Governor's proposal to not cut taxes may fail

Published: Friday, Dec. 14 2007 12:24 a.m. MST

Gov. Jon Huntsman Jr. released his 2008-09 budget this past week, an $11.7 billion affair packed with spending on a thousand different programs employing tens of thousands of people.

Compared to recent years, this budget is absolutely skinny.

State tax spending would increase by just 3.6 percent. That's compared to double-digit spending gains the past two years that increased spending by nearly one-third.

In 2005, Huntsman asked for a phase-out of the 5 percent corporate income tax — which would have been a $200 million tax cut by 2012.

In 2006, he asked for a $60 million general tax cut.

And in 2007 — the record year of state tax surpluses and revenue growth — he asked for a $100 million tax cut.

In 2005, Huntsman's first year in office, his GOP majorities in the House and Senate refused to cut the corporate tax. In 2006 they gave a $90 million tax cut. And last year they gave a $220 million tax cut.

So Huntsman's record in getting lawmakers to make tax cuts is mixed.

In his new budget, the governor doesn't suggest any tax cuts. But it appears that Republican members of the Legislature may well want some kind of property tax relief, even if it is only $30 million or so.

Huntsman, all of the 75-member House and half of the 29-member Senate are up for re-election in 2008.

No one, either Republican or Democrat, has yet announced against Huntsman, who says he will only serve one more four-year term, if he's re-elected.

Former GOP Gov. Mike Leavitt, who after his first term was reaching the heights of popularity, as is Huntsman this year, coasted to his first re-election in 1996. Leavitt set a modern-day record in the size of that election win statewide.

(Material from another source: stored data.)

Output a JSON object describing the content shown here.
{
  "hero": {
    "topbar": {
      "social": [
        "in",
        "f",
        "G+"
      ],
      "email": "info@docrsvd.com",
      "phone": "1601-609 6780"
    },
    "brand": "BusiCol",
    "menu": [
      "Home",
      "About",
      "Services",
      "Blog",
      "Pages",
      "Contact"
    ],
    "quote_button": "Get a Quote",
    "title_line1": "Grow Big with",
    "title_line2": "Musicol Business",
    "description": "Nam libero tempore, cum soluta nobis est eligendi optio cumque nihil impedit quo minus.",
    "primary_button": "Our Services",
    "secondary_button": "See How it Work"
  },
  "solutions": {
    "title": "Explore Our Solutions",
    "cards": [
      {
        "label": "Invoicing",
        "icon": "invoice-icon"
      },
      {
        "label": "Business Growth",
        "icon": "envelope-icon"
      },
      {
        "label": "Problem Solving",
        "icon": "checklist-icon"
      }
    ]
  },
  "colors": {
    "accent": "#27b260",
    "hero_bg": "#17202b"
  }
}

So one can see Huntsman may not have much to worry about in his 2008 election and thus feels he can bypass a tax cut during the 2008 election year.

But his GOP colleagues in the Legislature — less well-known and perhaps a bit worried about their political futures — may want another round of tax cuts, especially considering the budget-busting that has gone on in recent years.

After all, besides giving tax cuts exceeding $310 million over three years, there has been record spending in important programs like public education.